In Short : Offshore wind energy gains momentum with viability gap funding, making projects more financially feasible. This support helps bridge the cost gap, accelerating development and deployment of offshore wind farms to enhance renewable energy generation.
In Detail : Rs 7,453 crore injection to pare project costs; offtake to remain monitorable
The Union Cabinet approval of the viability gap funding (VGF) scheme, with a total allocation of Rs 7,453 crore, is a much awaited boost for the offshore wind energy segment and could possibly trigger investments into a space developers have shied away from due to high cost, operational challenges and offtake related risks.
This is a major step towards implementation of the National Offshore Wind Energy Policy notified in 2015.
The amount includes Rs 6,853 crore for the installation and commissioning of 1 GW of offshore wind energy projects of 500 MW each off the coast of Gujarat and Tamil Nadu, and Rs 600 crore for augmentation of two ports to meet the logistics requirements for offshore wind energy projects.
The VGF support will reduce the cost of power from offshore wind projects, which are costlier than onshore wind farms, and encourage developers to enter this space.
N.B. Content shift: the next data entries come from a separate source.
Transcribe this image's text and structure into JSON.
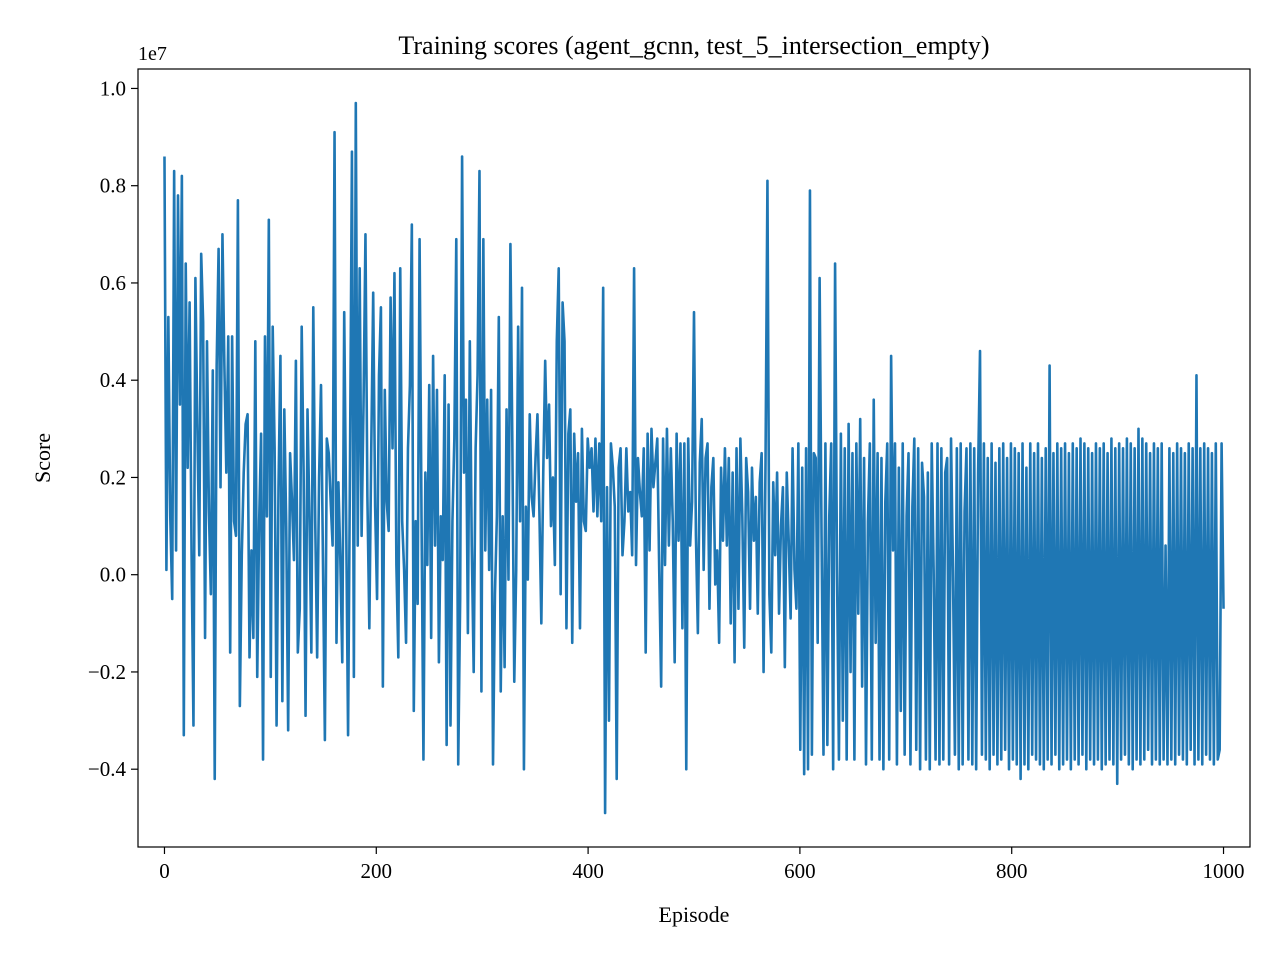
{
  "chart_data": {
    "type": "line",
    "title": "Training scores (agent_gcnn, test_5_intersection_empty)",
    "xlabel": "Episode",
    "ylabel": "Score",
    "y_offset_label": "1e7",
    "xlim": [
      -25,
      1025
    ],
    "ylim": [
      -0.56,
      1.04
    ],
    "x_ticks": [
      0,
      200,
      400,
      600,
      800,
      1000
    ],
    "x_tick_labels": [
      "0",
      "200",
      "400",
      "600",
      "800",
      "1000"
    ],
    "y_ticks": [
      -0.4,
      -0.2,
      0.0,
      0.2,
      0.4,
      0.6,
      0.8,
      1.0
    ],
    "y_tick_labels": [
      "−0.4",
      "−0.2",
      "0.0",
      "0.2",
      "0.4",
      "0.6",
      "0.8",
      "1.0"
    ],
    "grid": false,
    "series_color": "#1f77b4",
    "series": [
      {
        "x_start": 0,
        "x_step": 1,
        "values": [
          0.86,
          0.01,
          0.53,
          0.12,
          -0.05,
          0.83,
          0.05,
          0.78,
          0.35,
          0.82,
          -0.33,
          0.64,
          0.22,
          0.56,
          0.05,
          -0.31,
          0.61,
          0.31,
          0.04,
          0.66,
          0.52,
          -0.13,
          0.48,
          0.13,
          -0.04,
          0.42,
          -0.42,
          0.43,
          0.67,
          0.18,
          0.7,
          0.43,
          0.21,
          0.49,
          -0.16,
          0.49,
          0.11,
          0.08,
          0.77,
          -0.27,
          0.04,
          0.21,
          0.31,
          0.33,
          -0.17,
          0.05,
          -0.13,
          0.48,
          -0.21,
          0.11,
          0.29,
          -0.38,
          0.49,
          0.12,
          0.73,
          -0.21,
          0.51,
          0.26,
          -0.31,
          0.18,
          0.45,
          -0.26,
          0.34,
          0.1,
          -0.32,
          0.25,
          0.15,
          0.03,
          0.44,
          -0.16,
          -0.07,
          0.51,
          0.21,
          -0.29,
          0.34,
          0.12,
          -0.16,
          0.55,
          0.11,
          -0.17,
          0.2,
          0.39,
          0.03,
          -0.34,
          0.28,
          0.25,
          0.15,
          0.06,
          0.91,
          -0.14,
          0.19,
          0.03,
          -0.18,
          0.54,
          0.12,
          -0.33,
          0.23,
          0.87,
          -0.21,
          0.97,
          0.06,
          0.63,
          0.08,
          0.35,
          0.7,
          0.16,
          -0.11,
          0.26,
          0.58,
          0.14,
          -0.05,
          0.41,
          0.55,
          -0.23,
          0.38,
          0.15,
          0.09,
          0.57,
          0.26,
          0.62,
          0.02,
          -0.17,
          0.63,
          0.11,
          0.01,
          -0.14,
          0.26,
          0.39,
          0.72,
          -0.28,
          0.11,
          -0.06,
          0.69,
          0.12,
          -0.38,
          0.21,
          0.02,
          0.39,
          -0.13,
          0.45,
          0.06,
          0.38,
          -0.18,
          0.12,
          0.03,
          0.41,
          -0.35,
          0.35,
          -0.31,
          0.11,
          0.28,
          0.69,
          -0.39,
          -0.05,
          0.86,
          0.21,
          0.36,
          -0.12,
          0.48,
          0.06,
          -0.2,
          0.26,
          0.41,
          0.83,
          -0.24,
          0.69,
          0.05,
          0.36,
          0.01,
          0.38,
          -0.39,
          -0.04,
          0.12,
          0.53,
          -0.24,
          0.12,
          -0.19,
          0.34,
          -0.01,
          0.68,
          0.27,
          -0.22,
          0.01,
          0.51,
          0.11,
          0.59,
          -0.4,
          0.14,
          -0.01,
          0.33,
          0.16,
          0.12,
          0.24,
          0.33,
          0.13,
          -0.1,
          0.21,
          0.44,
          0.24,
          0.35,
          0.1,
          0.2,
          0.02,
          0.48,
          0.63,
          -0.04,
          0.56,
          0.48,
          -0.11,
          0.29,
          0.34,
          -0.14,
          0.29,
          0.15,
          0.25,
          -0.11,
          0.3,
          0.11,
          0.09,
          0.28,
          0.22,
          0.26,
          0.13,
          0.28,
          0.12,
          0.27,
          0.11,
          0.59,
          -0.49,
          0.18,
          -0.3,
          0.27,
          0.22,
          0.14,
          -0.42,
          0.22,
          0.26,
          0.04,
          0.11,
          0.26,
          0.13,
          0.17,
          0.04,
          0.63,
          0.02,
          0.24,
          0.17,
          0.12,
          0.26,
          -0.16,
          0.29,
          0.05,
          0.3,
          0.18,
          0.23,
          0.28,
          0.01,
          -0.23,
          0.28,
          0.02,
          0.3,
          0.06,
          0.26,
          0.11,
          -0.18,
          0.29,
          0.07,
          0.27,
          -0.11,
          0.27,
          -0.4,
          0.28,
          0.06,
          0.15,
          0.54,
          0.08,
          -0.12,
          0.23,
          0.32,
          0.01,
          0.24,
          0.27,
          -0.07,
          0.18,
          0.24,
          -0.02,
          0.05,
          -0.14,
          0.22,
          0.07,
          0.26,
          0.06,
          0.24,
          -0.1,
          0.21,
          -0.18,
          0.26,
          -0.07,
          0.28,
          0.12,
          -0.15,
          0.24,
          0.17,
          -0.07,
          0.22,
          0.07,
          0.16,
          -0.08,
          0.19,
          0.25,
          -0.2,
          0.23,
          0.81,
          -0.04,
          -0.16,
          0.19,
          0.04,
          0.21,
          -0.08,
          0.1,
          0.18,
          -0.19,
          0.21,
          0.07,
          -0.09,
          0.26,
          0.01,
          -0.07,
          0.27,
          -0.36,
          0.22,
          -0.41,
          0.26,
          -0.4,
          0.79,
          -0.37,
          0.25,
          0.24,
          -0.14,
          0.61,
          0.08,
          -0.37,
          0.27,
          -0.35,
          0.12,
          0.27,
          -0.4,
          0.64,
          0.01,
          -0.38,
          0.29,
          -0.3,
          0.26,
          -0.38,
          0.31,
          -0.2,
          0.25,
          -0.38,
          0.27,
          -0.08,
          0.32,
          -0.23,
          0.24,
          -0.39,
          0.11,
          0.27,
          -0.38,
          0.36,
          -0.14,
          0.25,
          -0.38,
          0.24,
          -0.4,
          0.15,
          0.27,
          -0.38,
          0.45,
          0.05,
          0.27,
          -0.39,
          0.22,
          -0.28,
          0.27,
          -0.37,
          0.12,
          0.25,
          -0.39,
          0.14,
          0.28,
          -0.36,
          0.26,
          -0.4,
          0.23,
          0.16,
          -0.38,
          0.21,
          -0.4,
          0.27,
          0.01,
          -0.38,
          0.27,
          -0.39,
          0.26,
          -0.38,
          0.21,
          0.24,
          -0.39,
          0.28,
          0.01,
          -0.37,
          0.26,
          -0.4,
          0.27,
          -0.39,
          0.13,
          0.26,
          -0.38,
          0.27,
          -0.39,
          0.26,
          -0.4,
          0.21,
          0.46,
          -0.37,
          0.27,
          -0.38,
          0.24,
          -0.4,
          0.27,
          -0.37,
          0.23,
          -0.39,
          0.26,
          -0.38,
          0.27,
          -0.36,
          0.24,
          -0.4,
          0.27,
          -0.38,
          0.26,
          -0.39,
          0.25,
          -0.42,
          0.27,
          -0.39,
          0.22,
          -0.4,
          0.27,
          -0.37,
          0.25,
          -0.38,
          0.27,
          -0.39,
          0.24,
          -0.4,
          0.26,
          -0.38,
          0.43,
          -0.39,
          0.25,
          -0.37,
          0.27,
          -0.4,
          0.26,
          -0.39,
          0.27,
          -0.38,
          0.25,
          -0.4,
          0.27,
          -0.38,
          0.26,
          -0.39,
          0.28,
          -0.37,
          0.27,
          -0.4,
          0.26,
          -0.38,
          0.25,
          -0.39,
          0.27,
          -0.38,
          0.26,
          -0.4,
          0.27,
          -0.39,
          0.25,
          -0.38,
          0.28,
          -0.39,
          0.26,
          -0.43,
          0.27,
          -0.38,
          0.26,
          -0.37,
          0.28,
          -0.39,
          0.27,
          -0.4,
          0.26,
          -0.38,
          0.3,
          -0.39,
          0.28,
          -0.38,
          0.27,
          -0.36,
          0.25,
          -0.39,
          0.27,
          -0.38,
          0.26,
          -0.39,
          0.27,
          -0.38,
          0.06,
          -0.39,
          0.26,
          -0.38,
          0.25,
          -0.39,
          0.27,
          -0.37,
          0.26,
          -0.38,
          0.25,
          -0.39,
          0.27,
          -0.36,
          0.26,
          -0.39,
          0.41,
          -0.38,
          0.26,
          -0.39,
          0.27,
          -0.37,
          0.26,
          -0.38,
          0.25,
          -0.39,
          0.27,
          -0.38,
          -0.36,
          0.27,
          -0.07
        ]
      }
    ]
  }
}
To provide a comparison, capital cost for an offshore wind energy project is ~4x that for onshore on a per GW metric due to enhanced requirements such as high-maintenance outer layer of steel, underwater transmission network and additional port infrastructure for assembly. However, it does enjoy benefits such as high plant load factor (PLF) of 40-45% compared with 25-30% for onshore and utilisation of sea area instead of usable land mass.
Says Sehul Bhatt, Director, CRISIL MI&A Research, “The 1 GW of offshore capacity envisaged with the VGF support is expected to come online by fiscal 2032, contributing ~0.9% to the overall wind capacity in India. The capital expenditure for offshore is projected at Rs 18,000-20,000 crore by fiscal 2032. VGF will support ~36% of the total project cost, reducing the burden on developers to introduce this high-cost technology in India.”
China, which struggled to install offshore wind projects in 2010 due to lack of expertise and technology, had taken a similar step. In 2017, it provided funding support through subsidy of up to 48% of project cost to developers, leading to capacity addition of ~4.1 GW between 2014 and 2018. At present, China is the leader in this segment with 30% global share.
Says Surbhi Kaushal, Associate Director, CRISIL MI&A Research, “With government support and assuming subsidy is provided at the project construction stage, tariffs may fall 28-30% compared with a no-subsidy scenario to at least Rs 6-6.5/kWh at an equity internal rate of return expectation upwards of 14%1. This is still 80% higher than onshore wind, for which tariffs are at Rs 3.3-3.4/kWh. The attractiveness of offshore will lie in its ability to provide high PLF more consistently as part of a round-the-clock model. Additionally, it solves the issue of land inadequacy and remains unaffected by physical barriers that can interrupt wind flow over land, overcoming some of the challenges faced by the wind energy sector currently.”
The additional provision of logistical facilities such as specific port infrastructure to handle storage and movement of heavy and large dimension equipment is also beneficial. It will be supported by the Ministry of Ports, Shipping and Waterways.
That said, the industry is still in a nascent stage and faces certain structural execution challenges. A turbine size of 5.2 MW was developed only recently for onshore projects, whereas offshore requires 5-10 MW. Domestic players will also need to develop advanced technological expertise and leverage the spare manufacturing capacity available in the country.
To combat a similar technology challenge, China launched three pilot projects before going commercial.
Given the capital-intensive nature of the offshore segment, tariffs are expected to be high compared with other fuel sources in the long term, too. After fiscal 2030, economies of scale and value chain development will likely lower capital expenditure for the segment, as seen in photovoltaic and onshore wind technologies.
However, private sector participation and offtake from distribution companies at elevated tariffs will bear watching.